Diketahui, penjaringan para calon murid ini sendiri tidak sembarangan karena harus menggunakan data Data Tunggal Sosial dan Ekonomi Nasional (DTSEN) di mana para siswa dengan kategori satu atau sering disebut keluarga miskin ekstrem lah yang berhak menempuh pendidikan di Sekolah Rakyat.
"Untuk merekrutnya kita bekerja sama dengan Dinas Sosial, yaitu dengan menggunakan para pendamping program Keluarga Harapan," ujar Koordinator Satgas Rekrutmen Siswa Sekolah Rakyat Poltekesos Bandung, Lina Favourita Sutiaputri saat ditemui di Poltekesos Bandung, Rabu (9/7/2025).

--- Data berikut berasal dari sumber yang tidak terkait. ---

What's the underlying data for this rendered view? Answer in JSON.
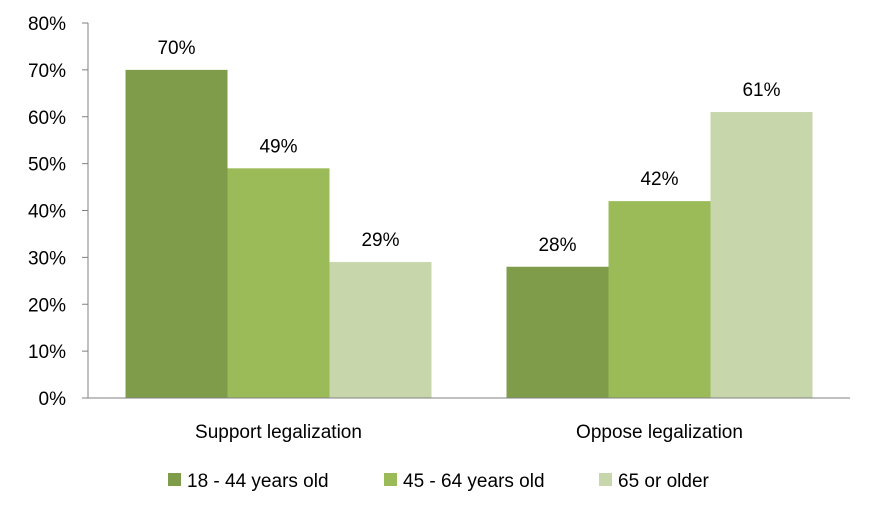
{
  "chart_data": {
    "type": "bar",
    "title": "",
    "xlabel": "",
    "ylabel": "",
    "categories": [
      "Support legalization",
      "Oppose legalization"
    ],
    "series": [
      {
        "name": "18 - 44 years old",
        "values": [
          70,
          28
        ],
        "labels": [
          "70%",
          "28%"
        ],
        "color": "#7f9c4b"
      },
      {
        "name": "45 - 64 years old",
        "values": [
          49,
          42
        ],
        "labels": [
          "49%",
          "42%"
        ],
        "color": "#9bbb59"
      },
      {
        "name": "65 or older",
        "values": [
          29,
          61
        ],
        "labels": [
          "29%",
          "61%"
        ],
        "color": "#c7d6ab"
      }
    ],
    "ylim": [
      0,
      80
    ],
    "yticks": [
      0,
      10,
      20,
      30,
      40,
      50,
      60,
      70,
      80
    ],
    "ytick_labels": [
      "0%",
      "10%",
      "20%",
      "30%",
      "40%",
      "50%",
      "60%",
      "70%",
      "80%"
    ],
    "grid": false,
    "legend_position": "bottom"
  }
}
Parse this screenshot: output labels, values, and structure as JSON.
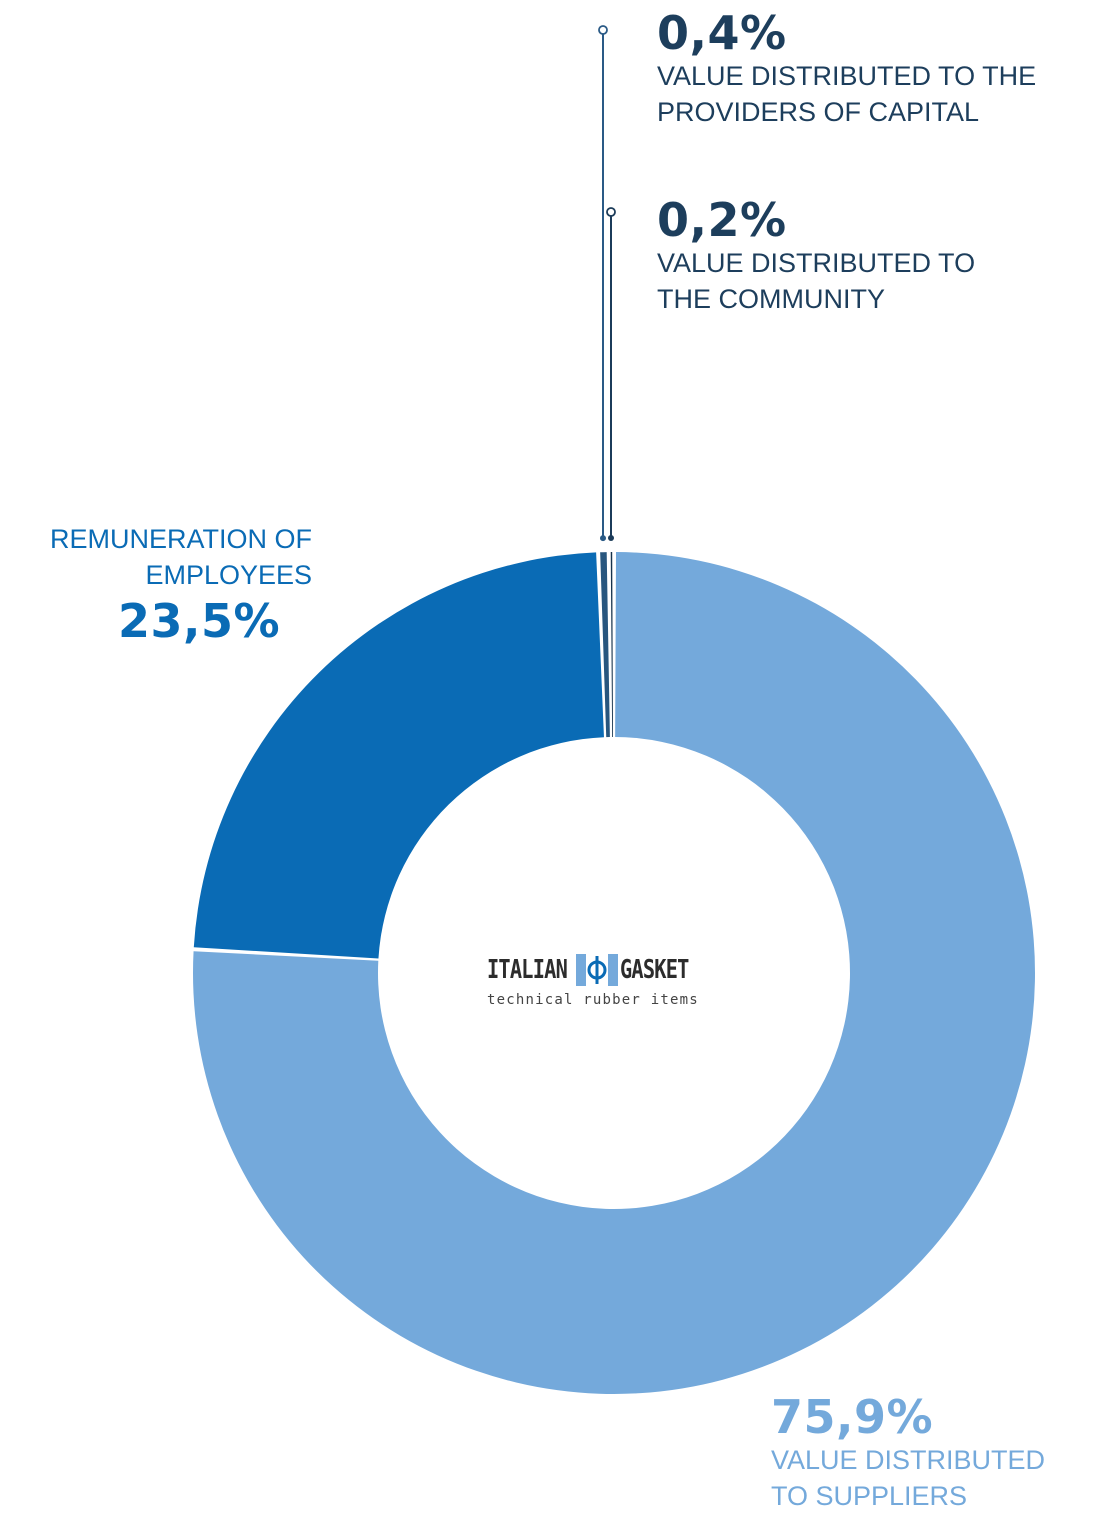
{
  "chart_data": {
    "type": "pie",
    "donut": true,
    "slices": [
      {
        "key": "suppliers",
        "label": "VALUE DISTRIBUTED TO SUPPLIERS",
        "value": 75.9,
        "display": "75,9%",
        "color": "#74a9db"
      },
      {
        "key": "employees",
        "label": "REMUNERATION OF EMPLOYEES",
        "value": 23.5,
        "display": "23,5%",
        "color": "#0a6bb5"
      },
      {
        "key": "capital",
        "label": "VALUE DISTRIBUTED TO THE PROVIDERS OF CAPITAL",
        "value": 0.4,
        "display": "0,4%",
        "color": "#28567e"
      },
      {
        "key": "community",
        "label": "VALUE DISTRIBUTED TO THE COMMUNITY",
        "value": 0.2,
        "display": "0,2%",
        "color": "#16324b"
      }
    ]
  },
  "labels": {
    "capital": {
      "percent": "0,4%",
      "line1": "VALUE DISTRIBUTED TO THE",
      "line2": "PROVIDERS OF CAPITAL"
    },
    "community": {
      "percent": "0,2%",
      "line1": "VALUE DISTRIBUTED TO",
      "line2": "THE COMMUNITY"
    },
    "employees": {
      "percent": "23,5%",
      "line1": "REMUNERATION OF",
      "line2": "EMPLOYEES"
    },
    "suppliers": {
      "percent": "75,9%",
      "line1": "VALUE DISTRIBUTED",
      "line2": "TO SUPPLIERS"
    }
  },
  "colors": {
    "dark_navy": "#1d3e5c",
    "mid_blue": "#0a6bb5",
    "light_blue": "#74a9db",
    "leader_capital": "#2a5a86",
    "leader_community": "#1b3b59"
  },
  "logo": {
    "word_left": "ITALIAN",
    "word_right": "GASKET",
    "tagline": "technical rubber items"
  }
}
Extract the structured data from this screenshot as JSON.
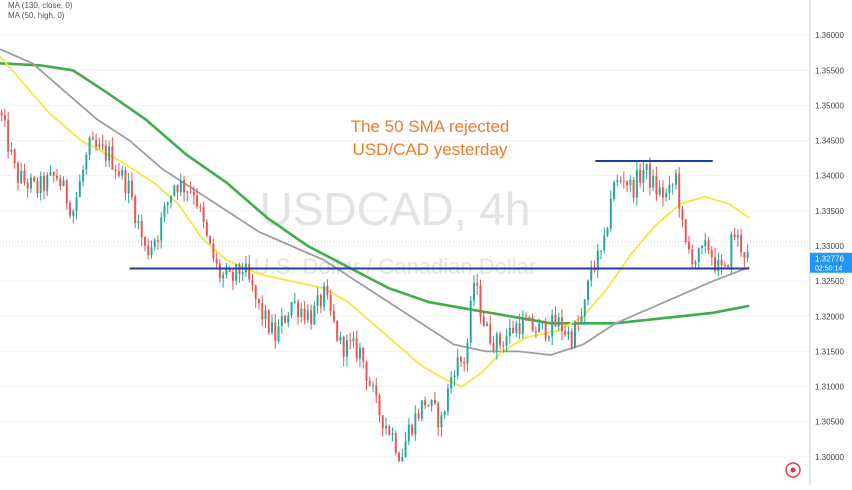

Pihak Kemensos dan juga Dinas Sosial sebelumnya sudah mensosialisasikan mengenai Sekolah Rakyat kepada para keluarga yang masuk dalam kategori miskin ekstrem ini. Namun, di lapangan diungkapkan Lina masih ada beberapa yang menolak.
"Tidak semua anak dari keluarga yang desil 1 (miskin ekstrem) itu bersedia gitu ya. Ada yang dalam perjalanannya mundur dan kemudian kami ya dari tim rekrutmen di Poltekkes juga turun ke lapangan untuk menguatkan motivasi mereka untuk mau ikut di dalam sekolah rakyat ini," katanya.
Berdasarkan dari data yang didapatkannya, Lina mengatakan, keluarga menolak anaknya untuk bersekolah di Sekolah Rakyat ini ada berbagai macam alasan. Salah satunya ada yang mengaku ingin langsung bekerja saja. Menurutnya, hal itu memang berbeda dari tujuan Sekolah Rakyat itu sendiri.
"Tujuan dari penyelenggaraan sekolah rakyat ini setelah setelah lulus dari Sekolah Rakyat itu bukan untuk cepat-cepat bekerja, tetapi diharapkan mereka dapat melanjutkan ke jenjang perguruan tinggi atau universitas. Gitu tujuannya," jelasnya.
Lina menuturkan, Sekolah Rakyat dibangun untuk membuat Individu-individu yang unggul yang nantinya menjadi agen perubahan di dalam keluarganya itu sendiri.
"Asumsinya kan, kalau misalnya pendidikannya lebih tinggi nanti mereka bisa mendapatkan pekerjaan yang lebih tinggi, penghasilan yang lebih tinggi, yang akhirnya bisa meningkatkan kesejahteraan keluarganya. Seperti itu kan programnya ya," kata dia.